This new generation of workers seem to be amassing a lot of press – and almost none of it is positive. They are viewed as being tough to manage, entitled, unfocused, lazy and impatient. They are labelled as wanting instant gratification in their career, with none of the hard work and dedication it takes to get there.

Understanding Millennials’ attitudes and needs will prove to be even more pressing in the future – especially since, by the year 2025, 75% of the workforce will consist of this particular generation of workers. 

Naturally, in workplaces that consist of a mix of Millennials and Generation X (those born between 1961 – 81), this can lead to some clashes of culture.

In fact, 59% of employers have experienced intergenerational conflict in the workplace due to dissimilar values, beliefs and expectations.

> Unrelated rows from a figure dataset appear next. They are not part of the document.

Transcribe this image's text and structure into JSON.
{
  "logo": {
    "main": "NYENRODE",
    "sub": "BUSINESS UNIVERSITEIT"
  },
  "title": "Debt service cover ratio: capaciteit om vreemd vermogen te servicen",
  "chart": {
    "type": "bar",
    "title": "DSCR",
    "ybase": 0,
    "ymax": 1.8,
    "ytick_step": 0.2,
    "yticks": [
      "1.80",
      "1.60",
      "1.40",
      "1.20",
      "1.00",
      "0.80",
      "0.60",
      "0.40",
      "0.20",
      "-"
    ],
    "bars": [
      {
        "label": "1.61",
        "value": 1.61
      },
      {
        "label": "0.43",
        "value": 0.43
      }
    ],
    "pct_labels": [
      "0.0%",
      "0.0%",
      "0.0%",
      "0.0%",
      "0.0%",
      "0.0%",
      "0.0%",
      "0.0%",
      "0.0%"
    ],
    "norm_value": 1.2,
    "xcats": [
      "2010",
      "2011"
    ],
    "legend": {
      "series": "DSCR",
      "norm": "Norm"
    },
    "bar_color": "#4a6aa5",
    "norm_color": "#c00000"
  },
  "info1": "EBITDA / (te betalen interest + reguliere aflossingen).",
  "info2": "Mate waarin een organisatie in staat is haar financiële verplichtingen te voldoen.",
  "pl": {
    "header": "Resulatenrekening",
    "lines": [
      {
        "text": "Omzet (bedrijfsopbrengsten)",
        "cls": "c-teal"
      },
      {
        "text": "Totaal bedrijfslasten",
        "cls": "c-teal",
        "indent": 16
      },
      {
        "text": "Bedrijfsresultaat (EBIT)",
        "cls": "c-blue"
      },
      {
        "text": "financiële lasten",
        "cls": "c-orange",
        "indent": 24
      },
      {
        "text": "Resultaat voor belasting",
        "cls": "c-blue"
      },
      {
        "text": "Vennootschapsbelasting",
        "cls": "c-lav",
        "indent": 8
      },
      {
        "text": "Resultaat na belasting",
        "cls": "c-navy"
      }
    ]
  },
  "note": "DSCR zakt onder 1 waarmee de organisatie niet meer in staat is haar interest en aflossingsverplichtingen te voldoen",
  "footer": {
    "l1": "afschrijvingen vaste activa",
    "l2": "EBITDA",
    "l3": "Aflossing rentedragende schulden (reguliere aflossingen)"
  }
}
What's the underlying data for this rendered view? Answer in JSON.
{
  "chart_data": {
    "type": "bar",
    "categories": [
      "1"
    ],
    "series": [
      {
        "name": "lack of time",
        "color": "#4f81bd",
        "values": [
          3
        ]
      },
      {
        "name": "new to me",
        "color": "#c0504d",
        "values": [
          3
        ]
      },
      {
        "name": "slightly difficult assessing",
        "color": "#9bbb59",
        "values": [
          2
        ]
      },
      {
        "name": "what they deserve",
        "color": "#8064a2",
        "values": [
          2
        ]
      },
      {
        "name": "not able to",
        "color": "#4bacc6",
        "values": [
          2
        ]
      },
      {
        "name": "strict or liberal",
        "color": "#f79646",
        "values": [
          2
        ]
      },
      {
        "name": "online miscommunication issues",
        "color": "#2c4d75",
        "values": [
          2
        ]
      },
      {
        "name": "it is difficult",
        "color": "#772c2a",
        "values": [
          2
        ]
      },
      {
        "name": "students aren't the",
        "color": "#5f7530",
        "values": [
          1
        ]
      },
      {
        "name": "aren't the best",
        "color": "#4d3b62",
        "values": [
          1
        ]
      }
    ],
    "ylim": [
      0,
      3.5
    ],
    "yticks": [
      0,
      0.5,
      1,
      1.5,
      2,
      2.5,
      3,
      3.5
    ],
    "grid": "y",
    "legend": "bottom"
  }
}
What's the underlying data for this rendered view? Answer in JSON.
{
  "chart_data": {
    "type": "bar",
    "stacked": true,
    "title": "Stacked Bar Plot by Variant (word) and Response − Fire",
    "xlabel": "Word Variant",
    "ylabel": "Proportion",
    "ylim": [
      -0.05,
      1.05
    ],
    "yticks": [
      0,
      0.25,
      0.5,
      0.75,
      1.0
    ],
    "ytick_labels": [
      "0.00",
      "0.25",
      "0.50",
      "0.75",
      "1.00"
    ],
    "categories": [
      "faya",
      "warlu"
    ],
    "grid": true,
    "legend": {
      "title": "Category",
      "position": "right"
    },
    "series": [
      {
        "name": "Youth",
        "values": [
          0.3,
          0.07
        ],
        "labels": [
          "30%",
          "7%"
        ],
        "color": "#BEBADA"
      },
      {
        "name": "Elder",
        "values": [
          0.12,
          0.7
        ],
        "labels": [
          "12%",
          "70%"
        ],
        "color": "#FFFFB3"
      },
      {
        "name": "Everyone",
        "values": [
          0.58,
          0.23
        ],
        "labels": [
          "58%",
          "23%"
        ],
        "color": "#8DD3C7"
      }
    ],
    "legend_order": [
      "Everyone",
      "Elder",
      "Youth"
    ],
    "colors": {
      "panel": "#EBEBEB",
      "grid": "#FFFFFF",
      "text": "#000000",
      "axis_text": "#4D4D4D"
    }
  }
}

The workplace is constantly changing, and young workers expect different things from their place of employment.

The biggest generational difficulties are:

  • Company culture – Not being able to suit everyone e.g. 9-5 versus flexi working and ‘fun days’
  • Communication styles – Generation X prefer phone and email whereas Millennials prefer Whats App, Snapchat, Facebook (more animated non-verbal communication).
  • Negative stereotyping – Both Generation X and Millennials have negative stereotypes attached to them and this can mean that judgement is created internally, causing a divide.
  • Cultural expectations - Millennials are also prone to wanting to quit when things get hard, as they have grown accustomed to being able to have things instantly as well as the feeling that they are not making an impact and they become frustrated.

Granted, Millennials need to learn patience. But, equally, employers who have Millennials in their organisation need to learn how to manage the traits.

This new generation of employees also like to be able to exercise influence at work, as this makes them feel engaged and like they are adding value. However, the tradition is that older workers are held in much higher regard internally.

One of the ways which can help overcome any generational conflict and increase engagement and retention levels of millennials is ‘reverse mentoring’ where a younger employee mentors an older employee in an area where they are lacking skill and then vice-versa.

This can encourage better working relationships internally as well as allowing for creation of a new culture where everyone’s opinion is valid.

The working world – right down to the hours we put in – is changing. It’s so important that a HR department can offer skilled advice when it comes to bridging the generational gap between workers. Creating a calm and open atmosphere where learning is encouraged at all ages could be the key to this. Of course, a healthy respect for other’s opinions is always a good starting point.